A ministra dos Negócios Estrangeiros da Guiné-Bissau, Susy Barbosa, disse, segunda-feira, que os seis líderes da Comunidade Económica dos Estados da África Ocidental (CEDEAO) chegam sábado ao país para comunicar as decisões da cimeira ao Presidente guineense.

A organização regional reforçou a segurança militar em instituições públicas e nas ruas dacapital
Fotografia: DR

“Os seis Chefes de Estado chegam no sábado e vêm comunicar as decisões da cimeira ao Presidente da República e garantir que o processo (para as presidenciais de 24 de Novembro) se desenvolve como previsto”, disse a ministra, contactada por telefone pela Lusa.
A CEDEAO decidiu, na sexta-feira, no Níger, durante uma cimeira extraordinária de chefes de Estado e de Governo, reforçar a componente militar na Guiné-Bissau (Ecomib) e advertiu o Presidente guineense, José Mário Vaz, de que qualquer tentativa de usar as Forças Armadas para impor um acto ilegal será “considerada um golpe de Estado”.

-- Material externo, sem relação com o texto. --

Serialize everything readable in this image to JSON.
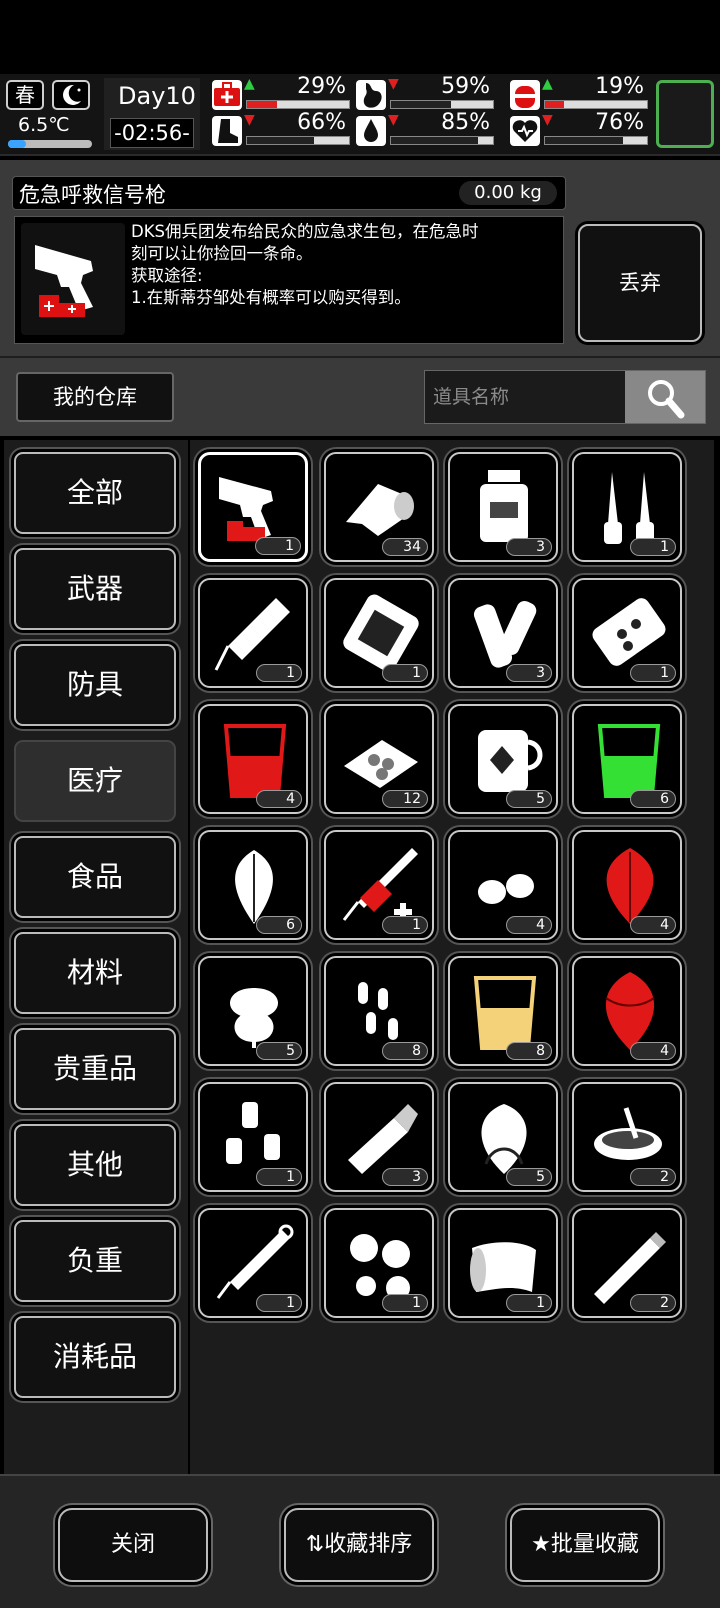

No comunicado final da cimeira extraordinária, realizada em Niamey, no Níger, os Chefes de Estado da CEDEAO decidiram “reforçar a Ecomib para permitir fazer face aos desafios que se colocam antes, durante e depois das eleições, nomeadamente com o reforço dos efectivos e do mandato” da Missão. No documento, recordam que o Presidente guineense, José Mário Vaz, é “um Presidente interino” desde 23 de Junho, quando terminou o mandato, e que “todos os seus actos devem ser subscritos pelo Primeiro-Ministro, a fim de lhe conferirem legalidade”.

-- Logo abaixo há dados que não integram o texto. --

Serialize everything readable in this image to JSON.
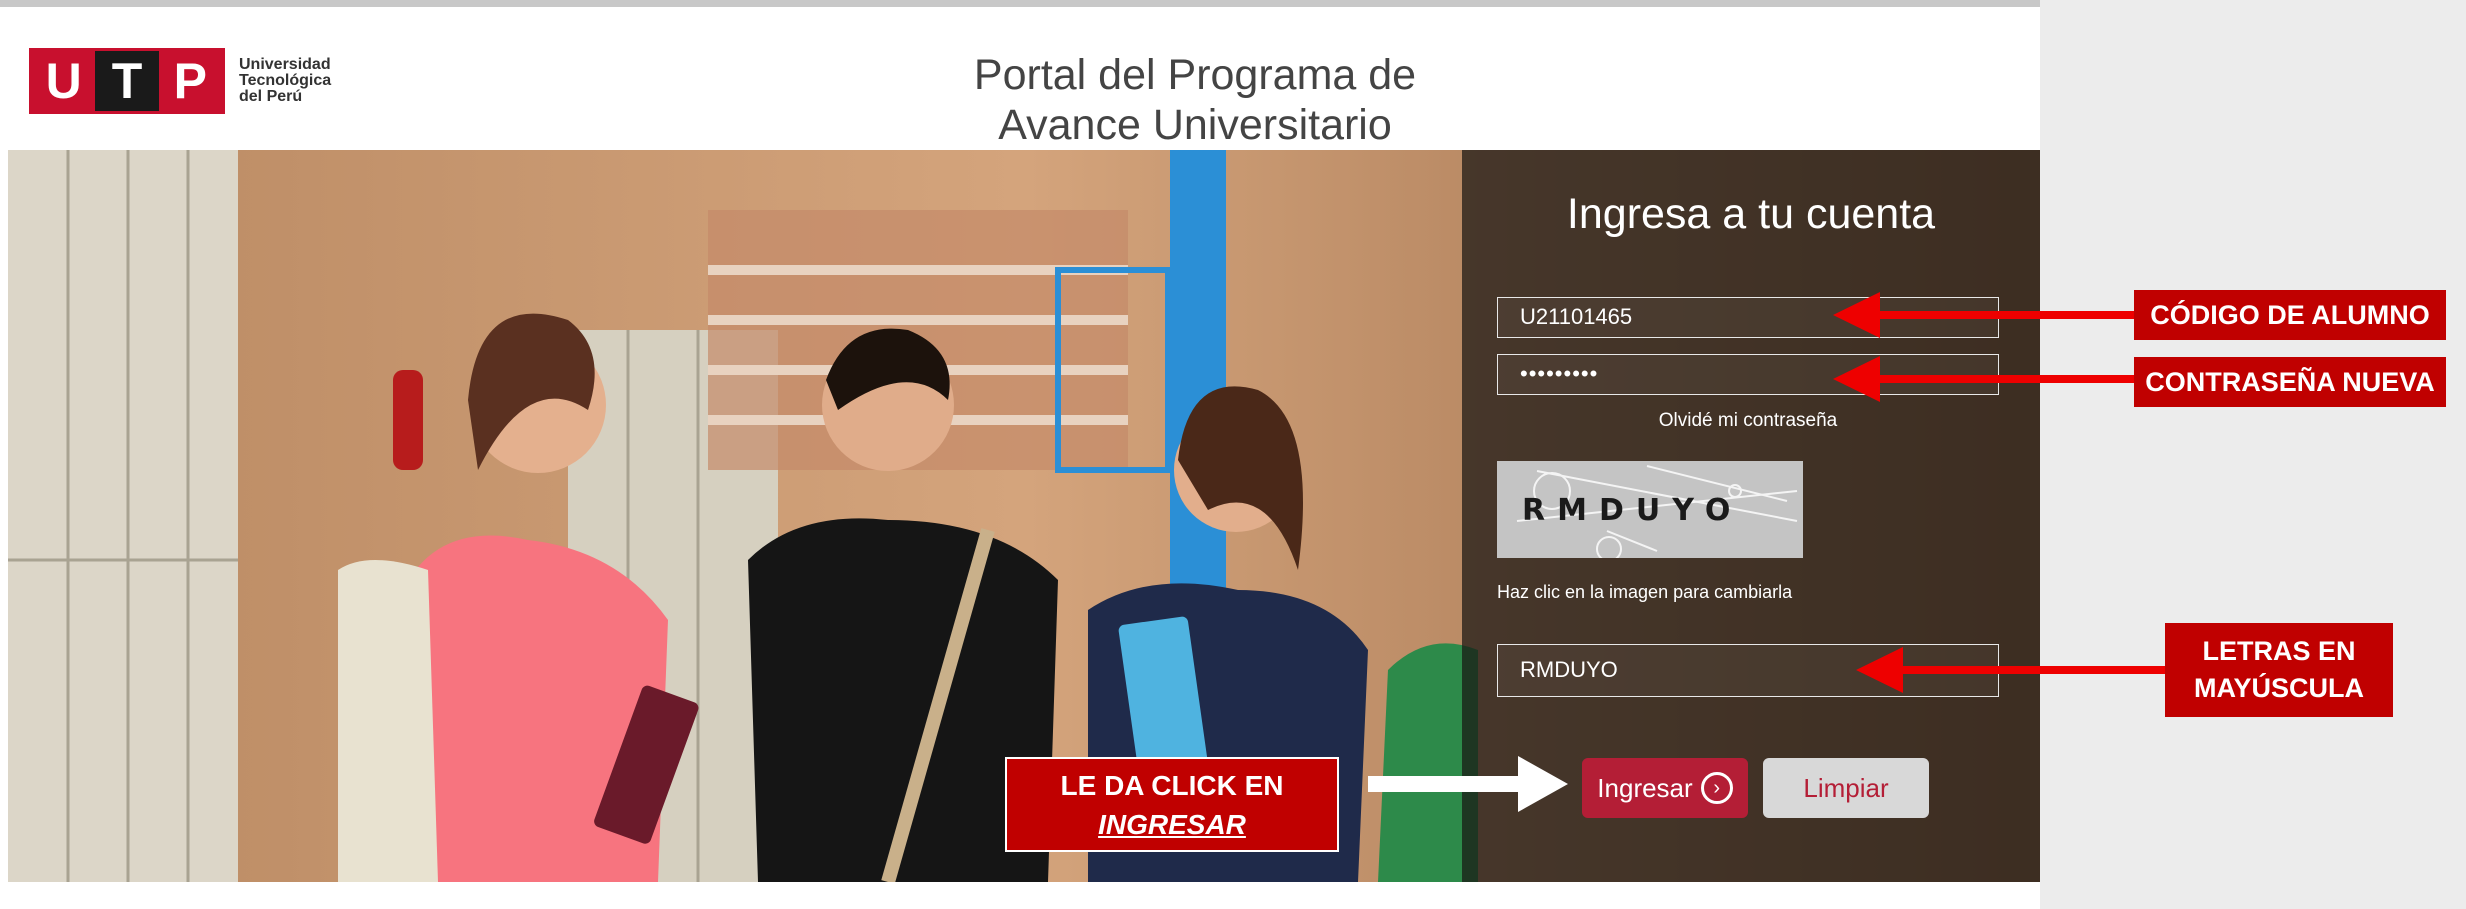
{
  "header": {
    "logo_letters": [
      "U",
      "T",
      "P"
    ],
    "logo_lines": [
      "Universidad",
      "Tecnológica",
      "del Perú"
    ],
    "portal_title_line1": "Portal del Programa de",
    "portal_title_line2": "Avance Universitario"
  },
  "login": {
    "title": "Ingresa a tu cuenta",
    "student_code_value": "U21101465",
    "password_value": "•••••••••",
    "forgot_link": "Olvidé mi contraseña",
    "captcha_text": "RMDUYO",
    "captcha_hint": "Haz clic en la imagen para cambiarla",
    "captcha_input_value": "RMDUYO",
    "submit_label": "Ingresar",
    "submit_icon": "chevron-right-circle-icon",
    "clear_label": "Limpiar"
  },
  "annotations": {
    "codigo": "CÓDIGO DE ALUMNO",
    "contrasena": "CONTRASEÑA NUEVA",
    "letras_line1": "LETRAS EN",
    "letras_line2": "MAYÚSCULA",
    "click_line1": "LE DA CLICK EN",
    "click_line2": "INGRESAR"
  },
  "colors": {
    "brand_red": "#c8102e",
    "button_red": "#b41e36",
    "annotation_red": "#c00000"
  }
}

A CEDEAO considera, por isso, “que qualquer recurso às Forças Armadas ou às forças de segurança será considerado como um golpe de Estado e levará à imposição de sanções a todos os responsáveis”. No comunicado, a organização regional reitera que reconhece Aristides Gomes como Primeiro-Ministro.

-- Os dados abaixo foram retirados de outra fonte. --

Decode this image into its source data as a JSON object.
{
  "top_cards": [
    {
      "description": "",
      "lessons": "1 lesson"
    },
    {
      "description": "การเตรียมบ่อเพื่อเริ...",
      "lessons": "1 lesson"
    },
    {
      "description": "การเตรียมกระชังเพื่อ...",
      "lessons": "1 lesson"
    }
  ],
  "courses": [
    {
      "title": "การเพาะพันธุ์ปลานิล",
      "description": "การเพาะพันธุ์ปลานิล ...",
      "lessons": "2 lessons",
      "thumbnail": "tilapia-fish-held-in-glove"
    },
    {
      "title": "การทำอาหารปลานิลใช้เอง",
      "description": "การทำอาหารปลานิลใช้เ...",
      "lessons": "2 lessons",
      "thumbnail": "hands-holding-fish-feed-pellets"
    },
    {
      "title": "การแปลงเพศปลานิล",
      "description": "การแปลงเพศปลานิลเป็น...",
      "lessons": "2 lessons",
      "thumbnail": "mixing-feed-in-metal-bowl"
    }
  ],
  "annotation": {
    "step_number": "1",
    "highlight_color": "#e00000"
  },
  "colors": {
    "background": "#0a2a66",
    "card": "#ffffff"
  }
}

A Guiné-Bissau realiza eleições presidenciais no dia 24 e a segunda volta, caso seja necessária, está prevista para 29 de Dezembro. O país vive mais um momento de tensão política depois de o Presidente ter demitido o Governo de Aristides Gomes e ter nomeado um novo Primeiro-Ministro, Faustino Imbali.
O Conselho de Segurança da ONU apelou, segunda-feira à noite, em Nova Iorque, aos militares guineenses para não se imiscuírem na crise política que vive o país, reiterando, ao mesmo tempo o desejo de ver a eleição presidencial ter lugar a 24 de Novembro, como o previsto.
A reunião do Conselho de Segurança sobre a Guiné-Bissau foi a segunda em 10 dias, e foi solicitada pela Guiné Equatorial, Costa do Marfim e África do Sul. Os membros do Conselho de Segurança, depois de reafirmarem a legitimidade do Governo de Aristides Gomes, instaram-no a organizar as eleições presidenciais, nota um comunicado saído do encontro do órgão máximo da ONU.

PAIGC preocupado com abstenção

Domingos Simões Pereira, candidato à Presidência da Guiné-Bissau, está preocupado com o nível de abstenção, mas espera vencer as eleições de 24 de Novembro, na primeira volta.
“O povo é que decide. Eu penso que há uma grande determinação do povo em resolver tudo na primeira volta”, disse o candidato do Partido Africano para a Independência da Guiné e Cabo Verde (PAIGC), defendendo a ideia de trabalhar para diminuir o nível de abstenção".
Domingos Simões Pereira, falava na segunda-feira aos jornalistas, em Canchungo, Norte da Guiné-Bissau, antes de iniciar mais um comício da campanha eleitoral. Segundo a Comissão Nacional de Eleições, a abstenção, nas últimas eleições legislativas realizadas em Março, foi da ordem de 15,3 por cento. Dos 761.676 inscritos, exerceram direito de voto 645.085 pessoas.